Esiste un rapporto tra bontà e intelligenza? Esiste!
Un cretino buono è, al meglio, un buon cretino. La bontà richiede sforzo, quindi sofferenza dell’intelletto, non perché l’uomo sia cattivo di natura, nonostante l’ascendenza a Caino, o possa diventarlo con fatica, ma perché la bontà deve essere riconosciuta tale più che dal beneficiato dall’autore e questo passaggio esige impegno autovalutativo. È raro che il cretino riesca in questa autocritica. Giovanni Gentile ha scritto più di una pagina densa di spiritualità sull’autoctisi o volontà di fare il bene.

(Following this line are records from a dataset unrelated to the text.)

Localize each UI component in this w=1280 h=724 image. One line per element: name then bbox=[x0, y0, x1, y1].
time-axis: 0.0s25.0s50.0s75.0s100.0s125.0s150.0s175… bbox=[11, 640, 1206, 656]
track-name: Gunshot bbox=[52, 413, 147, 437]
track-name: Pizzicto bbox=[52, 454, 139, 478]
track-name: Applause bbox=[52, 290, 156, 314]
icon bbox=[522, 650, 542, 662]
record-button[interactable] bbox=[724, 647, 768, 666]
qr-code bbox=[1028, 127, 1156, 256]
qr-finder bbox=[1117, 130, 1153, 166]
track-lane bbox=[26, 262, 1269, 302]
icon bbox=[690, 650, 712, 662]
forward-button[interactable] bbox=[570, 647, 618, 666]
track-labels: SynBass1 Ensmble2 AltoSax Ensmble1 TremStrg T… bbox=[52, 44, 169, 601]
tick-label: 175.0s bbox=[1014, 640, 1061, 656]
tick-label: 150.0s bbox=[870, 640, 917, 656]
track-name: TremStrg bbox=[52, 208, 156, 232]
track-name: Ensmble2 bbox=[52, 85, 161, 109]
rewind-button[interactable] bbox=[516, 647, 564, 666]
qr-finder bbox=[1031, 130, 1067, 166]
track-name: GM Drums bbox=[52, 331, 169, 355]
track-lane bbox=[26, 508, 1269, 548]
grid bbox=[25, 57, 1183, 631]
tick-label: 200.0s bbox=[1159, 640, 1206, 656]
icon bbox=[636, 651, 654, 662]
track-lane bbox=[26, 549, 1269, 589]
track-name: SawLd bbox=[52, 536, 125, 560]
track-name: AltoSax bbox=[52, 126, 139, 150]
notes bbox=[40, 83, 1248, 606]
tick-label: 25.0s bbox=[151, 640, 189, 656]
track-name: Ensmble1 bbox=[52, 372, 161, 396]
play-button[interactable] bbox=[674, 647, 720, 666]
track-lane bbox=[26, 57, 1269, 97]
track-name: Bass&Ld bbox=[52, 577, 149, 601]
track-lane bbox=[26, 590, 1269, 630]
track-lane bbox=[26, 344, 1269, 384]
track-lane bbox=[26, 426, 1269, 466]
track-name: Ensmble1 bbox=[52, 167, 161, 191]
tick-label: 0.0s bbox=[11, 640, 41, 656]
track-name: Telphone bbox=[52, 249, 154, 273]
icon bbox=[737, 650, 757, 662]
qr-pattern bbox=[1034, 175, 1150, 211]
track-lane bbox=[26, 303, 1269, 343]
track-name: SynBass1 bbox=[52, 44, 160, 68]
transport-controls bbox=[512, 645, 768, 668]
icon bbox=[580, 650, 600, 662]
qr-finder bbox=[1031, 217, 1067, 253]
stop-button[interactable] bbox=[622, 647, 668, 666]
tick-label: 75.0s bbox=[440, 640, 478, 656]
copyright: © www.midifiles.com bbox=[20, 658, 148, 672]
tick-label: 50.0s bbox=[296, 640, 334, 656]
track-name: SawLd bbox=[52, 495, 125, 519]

Io penso al dopo che il bene è stato fatto e, per rimanere nel linguaggio gentiliano, il “buono” deve eseguire l’autocritica dell’autoctisi.
Questa riflessione mi pare uno dei modi per dire con parole diverse il pensiero tragico di Dostoevskji, che nei “Demoni” così si esprime nel colloquio tra Kirillov e Vsevolodovic: «…gli uomini non sono buoni perché non sanno di essere buoni…», ripreso anche da Henri de Lubac nel “Dramma dell’umanesimo ateo”. Dietro le parole del grande russo possono esserci anche significati più reconditi, come se contenessero una sfida alla filosofia morale e all’inesauribile circolo ermeneutico, ma la conclusione potrebbe essere sempre la stessa e cioè che l’intelligenza non pretende la bontà, ma questa senza l’intelligenza è orfana.